Und als Rothorn diesen Haß in dem trüben Blick sah und das Blut an den Händen, die das Brecheisen hielten und das Blut an dem Eisen selbst, kam die Angst wieder und schnürte ihm würgend die Kehle zu.
„Du Sau!“, schrie der Mann und hob das Brecheisen mit beiden Händen: „Du Brillenschlange! Jetzt bist du dran!“
Und es war wie ein Sturz, wie ein Fall von Steinen auf ihn herab: ein scharfes Sausen in der Luft, und dann diese unheimliche Wucht des Schlages, die er, verletzt und benommen, noch die ersten Male erstaunt registrierte, mit einem Gefühl des Unglaubens und des Entsetzens über die Sinnlosigkeit und Grausamkeit des Lebens, während er schon vollends hinschlug, auf das Pflaster, neben den toten Riem.
Und das Ächzen war noch da und der Gestank des Mannes war da, das dumpfe Geräusch des Brecheisens und der fürchterliche Schmerz in seinem Körper, der aber schwächer und schwächer wurde, von Schlag zu Schlag.

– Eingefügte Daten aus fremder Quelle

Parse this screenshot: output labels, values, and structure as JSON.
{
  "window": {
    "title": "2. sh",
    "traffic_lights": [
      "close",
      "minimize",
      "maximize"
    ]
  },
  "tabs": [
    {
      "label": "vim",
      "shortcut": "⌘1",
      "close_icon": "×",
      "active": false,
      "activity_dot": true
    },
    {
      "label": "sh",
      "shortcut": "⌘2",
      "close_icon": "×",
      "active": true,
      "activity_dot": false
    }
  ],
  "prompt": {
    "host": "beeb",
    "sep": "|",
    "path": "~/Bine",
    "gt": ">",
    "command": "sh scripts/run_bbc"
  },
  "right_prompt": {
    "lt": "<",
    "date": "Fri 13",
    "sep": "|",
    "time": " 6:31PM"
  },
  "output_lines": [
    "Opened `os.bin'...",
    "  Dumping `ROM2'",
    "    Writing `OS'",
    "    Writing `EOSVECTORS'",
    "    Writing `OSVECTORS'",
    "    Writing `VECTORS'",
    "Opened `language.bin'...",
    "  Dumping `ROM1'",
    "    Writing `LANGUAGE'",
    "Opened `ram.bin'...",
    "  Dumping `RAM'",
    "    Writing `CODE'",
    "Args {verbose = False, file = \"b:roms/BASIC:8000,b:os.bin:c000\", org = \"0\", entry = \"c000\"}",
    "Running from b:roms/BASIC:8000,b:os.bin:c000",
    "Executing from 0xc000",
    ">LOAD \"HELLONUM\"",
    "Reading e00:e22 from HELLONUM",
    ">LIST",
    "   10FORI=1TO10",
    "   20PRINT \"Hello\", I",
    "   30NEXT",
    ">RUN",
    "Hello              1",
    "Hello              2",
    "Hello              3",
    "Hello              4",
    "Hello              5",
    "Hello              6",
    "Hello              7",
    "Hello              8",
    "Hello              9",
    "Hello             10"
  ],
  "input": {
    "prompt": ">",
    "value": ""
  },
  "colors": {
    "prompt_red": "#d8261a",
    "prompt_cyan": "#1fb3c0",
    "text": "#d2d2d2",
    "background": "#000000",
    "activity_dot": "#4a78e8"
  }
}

So, als ob Rothorn einschliefe oder in einen dunklen schwarzen Brunnen fiele, immer tiefer hinein und fort und fort von dem Mann und den Schlägen und dem Schmerz und dem fetten, gierigen, gelben Mond, der am Himmel stand, wie ein geiler Spanner.
 

Ralph Ronneberger

Foren-Redakteur
Teammitglied
Hallo Heiner,

Hmm, verdammt gut geschrieben. Da könnte man sich wohl ne dicke Scheibe von abschneiden. Inhaltlich machte auf mich der Schluß allerdings einen reichlich überzogenen Eindruck. Ich kann darin auch keinen rechten Sinn erkennen. Symbiose aus Hirn und Faust - ein bloser Wunschgedanke? Ist es das?

Gruß Ralph
 

MaryJo

Mitglied
ich treibe mich seit vorgestern hier rum und nach vielerlei verdruss ist das stilistisch das beste, was ich hier bislang lesen durfte. mehr davon!